Für die Buddhisten von Tachikawa-ryu war der Vollzug des Aktes ein wichtiger Teil des spirituellen und religiösen Lebens. Für sie war es mehr als nur ein Ideal oder Symbol, es wurde „als gut an sich betrachtet, abgesehen von seiner Rolle bei der Fortpflanzung“. Das Credo von Tachikawa-ryu erklärte auch, „der Verlust des Selbst im Akt könnte zum Erwachen des Geistes führen“.

Wie war der Sex im feudalen Japan?

Die soziale Hierarchie der Frauen

Das feudale Japan schätzte Hierarchien und die soziale Klassifizierung. Dazu gehörten Frauen, die sich für Geld verkauften. Einige Bordelle waren speziell für die Oberschicht, aber selbst in anspruchsvollen Etablissements gab es eine soziale Unterscheidung.

Es gab Arbeiterinnen der Mittelschicht, die „yūjo“ genannt wurden, und andere von höherem Rang, bekannt als „oiran“, was die Abkürzung für „oira no tokoro no nee-san“ („die älteren Schwestern von unserem Ort“) ist.

Die oiran waren gut ausgebildete Künstlerinnen und hatten einen überraschend hohen sozialen Status. Potenzielle Kunden verwendeten formelle Sprache mit diesen Kurtisanen, und im Gegenzug trugen diese Frauen aufwendige Kleidung.

Wie war der Sex im feudalen Japan?

Das Leben war hart für die Kurtisanen

Die hochrangigen Kurtisanen namens oiran, die später Geishas genannt wurden, lernten tanzen, singen, malen, Haiku schreiben, Kalligraphie schreiben und wie man eine angemessene Teezeremonie durchführt, ein Lebensstil, den sich viele Frauen sehr wünschten.

Leider wurden viele dieser Mädchen gezwungen, mit Leuten gegen Geld zu schlafen. Sie hatten große Schulden bei ihren Madames wegen der teuren Kleidung und Make-ups. Sie arbeiteten viele Stunden und hatten ein anstrengendes Training.

Die Vorstellung und das Schicksal einer Prostituierten, die in Schuldknechtschaft bei Madame und Yakuza lebt, durchdrang die japanische Gesellschaft und wurde bis heute zur Erzählung von Filmen. Das brachte eine verzerrte westliche Sichtweise hervor, dass Geishas Prostituierte und nicht Künstlerinnen sind.

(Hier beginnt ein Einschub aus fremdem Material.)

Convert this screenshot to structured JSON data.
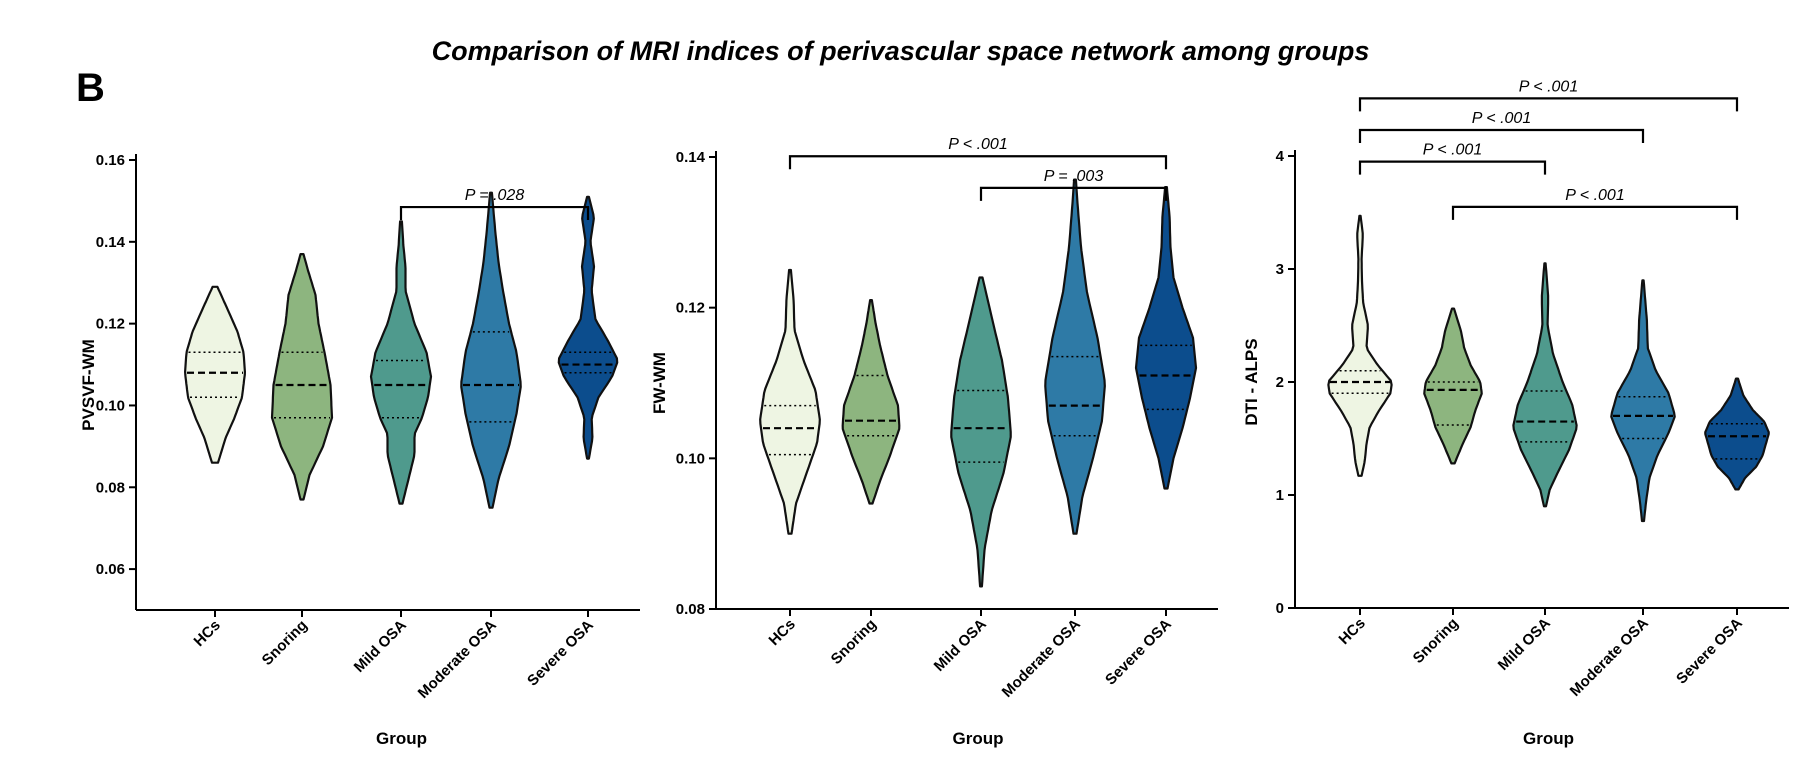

Der ursprüngliche Zweck von Geishas war es, die Besucher zu unterhalten, selbst indem sie zur sinnlichen Seite griffen. Heutzutage bieten Bars, die Snacks genannt werden, genau einen ähnlichen Service an, Frauen bringen Männer zum Trinken und Verlieben, ohne auf Prostitution zurückzugreifen.

Das war ein wenig darüber, wie der Sex im feudalen Japan war. Ich hoffe, dieser kleine Artikel hat euch gefallen, wenn er euch gefallen hat, teilt ihn und lasst eure Kommentare da.